O menino vem caminhando em direção à praça da cidade. A única rua calçada nesse lugarejo é aquela que está ao redor da praça, que por essa descrição, imagina-se um círculo. As outras ruelas são todas de chão batido.
Atrás do menino vem o pangaré. Velho.
Bem velho.
Puxado por uma corda cuja ponta está na mão do menino. Os dois caminham desanimados.
Parecem dois velhos.
Mas não devia ser assim.
O único desanimado deveria ser o velho, não acha?

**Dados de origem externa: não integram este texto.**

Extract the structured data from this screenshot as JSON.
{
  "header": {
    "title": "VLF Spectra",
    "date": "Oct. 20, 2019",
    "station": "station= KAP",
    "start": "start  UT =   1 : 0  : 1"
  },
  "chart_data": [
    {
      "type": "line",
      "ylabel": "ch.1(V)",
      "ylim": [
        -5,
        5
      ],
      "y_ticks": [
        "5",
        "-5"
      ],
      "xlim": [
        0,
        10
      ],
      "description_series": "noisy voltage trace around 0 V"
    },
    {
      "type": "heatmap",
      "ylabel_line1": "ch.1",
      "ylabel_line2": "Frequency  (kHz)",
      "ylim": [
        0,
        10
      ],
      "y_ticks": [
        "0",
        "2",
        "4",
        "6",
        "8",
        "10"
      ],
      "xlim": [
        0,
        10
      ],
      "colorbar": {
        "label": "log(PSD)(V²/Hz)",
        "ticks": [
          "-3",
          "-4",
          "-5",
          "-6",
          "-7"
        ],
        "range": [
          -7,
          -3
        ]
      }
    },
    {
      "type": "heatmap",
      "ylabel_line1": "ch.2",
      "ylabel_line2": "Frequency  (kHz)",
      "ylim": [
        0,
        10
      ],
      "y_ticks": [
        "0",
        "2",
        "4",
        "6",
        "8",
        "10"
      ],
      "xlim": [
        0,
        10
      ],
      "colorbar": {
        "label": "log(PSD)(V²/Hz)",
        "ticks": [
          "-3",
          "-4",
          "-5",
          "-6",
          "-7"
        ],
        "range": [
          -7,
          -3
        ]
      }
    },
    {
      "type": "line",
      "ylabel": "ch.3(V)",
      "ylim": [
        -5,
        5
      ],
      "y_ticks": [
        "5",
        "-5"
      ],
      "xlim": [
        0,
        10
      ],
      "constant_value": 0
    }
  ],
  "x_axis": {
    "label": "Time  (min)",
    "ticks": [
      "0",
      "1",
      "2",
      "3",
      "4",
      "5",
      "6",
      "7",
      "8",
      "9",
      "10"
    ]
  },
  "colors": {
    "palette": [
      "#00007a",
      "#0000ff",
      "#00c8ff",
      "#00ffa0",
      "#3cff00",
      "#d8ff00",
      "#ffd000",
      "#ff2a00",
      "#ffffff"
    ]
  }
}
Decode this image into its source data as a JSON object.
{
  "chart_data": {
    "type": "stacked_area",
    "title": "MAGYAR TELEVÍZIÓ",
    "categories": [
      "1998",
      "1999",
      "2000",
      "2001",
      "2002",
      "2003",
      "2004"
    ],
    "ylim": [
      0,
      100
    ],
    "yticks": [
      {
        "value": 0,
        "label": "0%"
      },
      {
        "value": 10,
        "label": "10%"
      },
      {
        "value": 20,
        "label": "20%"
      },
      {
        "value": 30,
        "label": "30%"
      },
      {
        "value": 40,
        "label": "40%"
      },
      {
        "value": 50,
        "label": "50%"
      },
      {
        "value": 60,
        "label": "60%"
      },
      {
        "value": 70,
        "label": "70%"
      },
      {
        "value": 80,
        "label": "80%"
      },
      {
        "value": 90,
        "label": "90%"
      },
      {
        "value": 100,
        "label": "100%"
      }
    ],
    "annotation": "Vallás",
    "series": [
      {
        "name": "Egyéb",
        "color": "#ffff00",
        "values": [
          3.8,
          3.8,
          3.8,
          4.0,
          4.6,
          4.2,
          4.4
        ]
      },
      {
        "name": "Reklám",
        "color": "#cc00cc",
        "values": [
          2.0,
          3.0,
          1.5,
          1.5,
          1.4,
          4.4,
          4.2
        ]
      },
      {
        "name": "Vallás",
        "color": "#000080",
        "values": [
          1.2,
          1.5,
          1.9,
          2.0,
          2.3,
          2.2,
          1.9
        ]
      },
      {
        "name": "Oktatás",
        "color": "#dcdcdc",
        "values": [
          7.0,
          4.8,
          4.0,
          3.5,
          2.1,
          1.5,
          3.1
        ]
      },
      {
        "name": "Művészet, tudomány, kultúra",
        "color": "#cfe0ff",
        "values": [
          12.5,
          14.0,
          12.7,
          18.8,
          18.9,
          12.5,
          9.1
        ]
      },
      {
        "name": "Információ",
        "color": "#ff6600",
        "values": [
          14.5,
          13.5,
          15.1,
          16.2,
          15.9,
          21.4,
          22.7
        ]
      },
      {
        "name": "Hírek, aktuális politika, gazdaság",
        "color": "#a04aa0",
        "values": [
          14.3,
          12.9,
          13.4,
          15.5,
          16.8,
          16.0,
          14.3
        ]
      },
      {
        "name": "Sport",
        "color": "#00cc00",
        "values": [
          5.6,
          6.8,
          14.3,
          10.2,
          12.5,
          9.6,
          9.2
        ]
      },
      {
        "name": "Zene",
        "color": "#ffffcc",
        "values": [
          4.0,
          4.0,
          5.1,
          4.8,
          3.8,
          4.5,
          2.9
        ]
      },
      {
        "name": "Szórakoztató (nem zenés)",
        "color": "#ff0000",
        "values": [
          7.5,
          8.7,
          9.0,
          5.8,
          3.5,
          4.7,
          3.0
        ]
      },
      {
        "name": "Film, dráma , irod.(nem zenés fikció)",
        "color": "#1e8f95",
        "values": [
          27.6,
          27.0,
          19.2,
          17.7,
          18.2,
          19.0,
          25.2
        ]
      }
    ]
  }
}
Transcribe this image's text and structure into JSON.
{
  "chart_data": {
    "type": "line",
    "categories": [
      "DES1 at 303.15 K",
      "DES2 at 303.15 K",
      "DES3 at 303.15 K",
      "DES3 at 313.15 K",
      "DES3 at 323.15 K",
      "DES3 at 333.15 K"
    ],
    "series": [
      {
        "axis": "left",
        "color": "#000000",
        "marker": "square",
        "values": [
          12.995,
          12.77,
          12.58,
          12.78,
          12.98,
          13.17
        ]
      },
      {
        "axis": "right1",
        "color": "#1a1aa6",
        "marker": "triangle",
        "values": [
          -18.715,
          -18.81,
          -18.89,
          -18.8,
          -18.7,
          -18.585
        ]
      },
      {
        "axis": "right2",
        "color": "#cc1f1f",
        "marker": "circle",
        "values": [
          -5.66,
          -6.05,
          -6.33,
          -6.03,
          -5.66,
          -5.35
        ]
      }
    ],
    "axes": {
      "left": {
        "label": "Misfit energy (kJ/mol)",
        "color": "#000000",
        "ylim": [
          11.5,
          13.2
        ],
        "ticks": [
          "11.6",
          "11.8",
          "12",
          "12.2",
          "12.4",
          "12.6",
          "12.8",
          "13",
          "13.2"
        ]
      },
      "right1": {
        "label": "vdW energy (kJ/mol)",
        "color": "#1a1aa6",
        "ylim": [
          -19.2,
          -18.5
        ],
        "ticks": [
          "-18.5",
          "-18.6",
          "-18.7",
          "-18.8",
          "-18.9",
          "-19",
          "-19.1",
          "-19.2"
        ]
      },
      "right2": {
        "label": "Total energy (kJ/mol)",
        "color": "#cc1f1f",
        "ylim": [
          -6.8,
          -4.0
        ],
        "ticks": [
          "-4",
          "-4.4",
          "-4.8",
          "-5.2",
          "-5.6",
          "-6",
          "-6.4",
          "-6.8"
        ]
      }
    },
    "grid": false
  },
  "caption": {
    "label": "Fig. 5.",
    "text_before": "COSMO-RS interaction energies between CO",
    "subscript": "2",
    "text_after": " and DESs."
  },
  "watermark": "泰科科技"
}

É, mas tem muito menino hoje em dia, tão velho quanto o velho. Tão desanimado quanto o pangaré. Será que o futuro de hoje não é mais tão sedutor como o futuro de antigamente?
O pangaré não tem futuro, mas o menino tem.
Tem?
Os dois estão descalços. O pangaré tem os cascos, mas já estão gastos. O menino só tem os pés, mas não liga pra isso não. O problema não está nos pés. Está no futuro.
Será um futuro sem pangarés? Ou um futuro sem futuro.
Será um futuro sem meninos?
E o pangaré? Quem é?
Ah, esse já trabalhou muito. Nasceu e viveu a vida quase toda na maior fazenda da cidade que é do homem mais poderoso, o Coronel Pitangueiras. Trabalhou muito o tempo todo. Montado no pangaré, que na época era um potro, e antes dele no pai e no avô do pangaré.
Trabalhou muito e fabricou prosperidade.
Agora está velho.
Não! O pangaré não. O Pitangueiras.
O pangaré também está velho. Foi doado pra uma família de lavradores da região.
Mas o Pitangueiras está desanimado. Tudo dói. Não tem mais a força de sempre e nem a visão do agora. Está esquecido e desanimado.
Parece que vai puxado por uma corda, em uma estrada em direção à praça, por um menino mais desanimado que ele.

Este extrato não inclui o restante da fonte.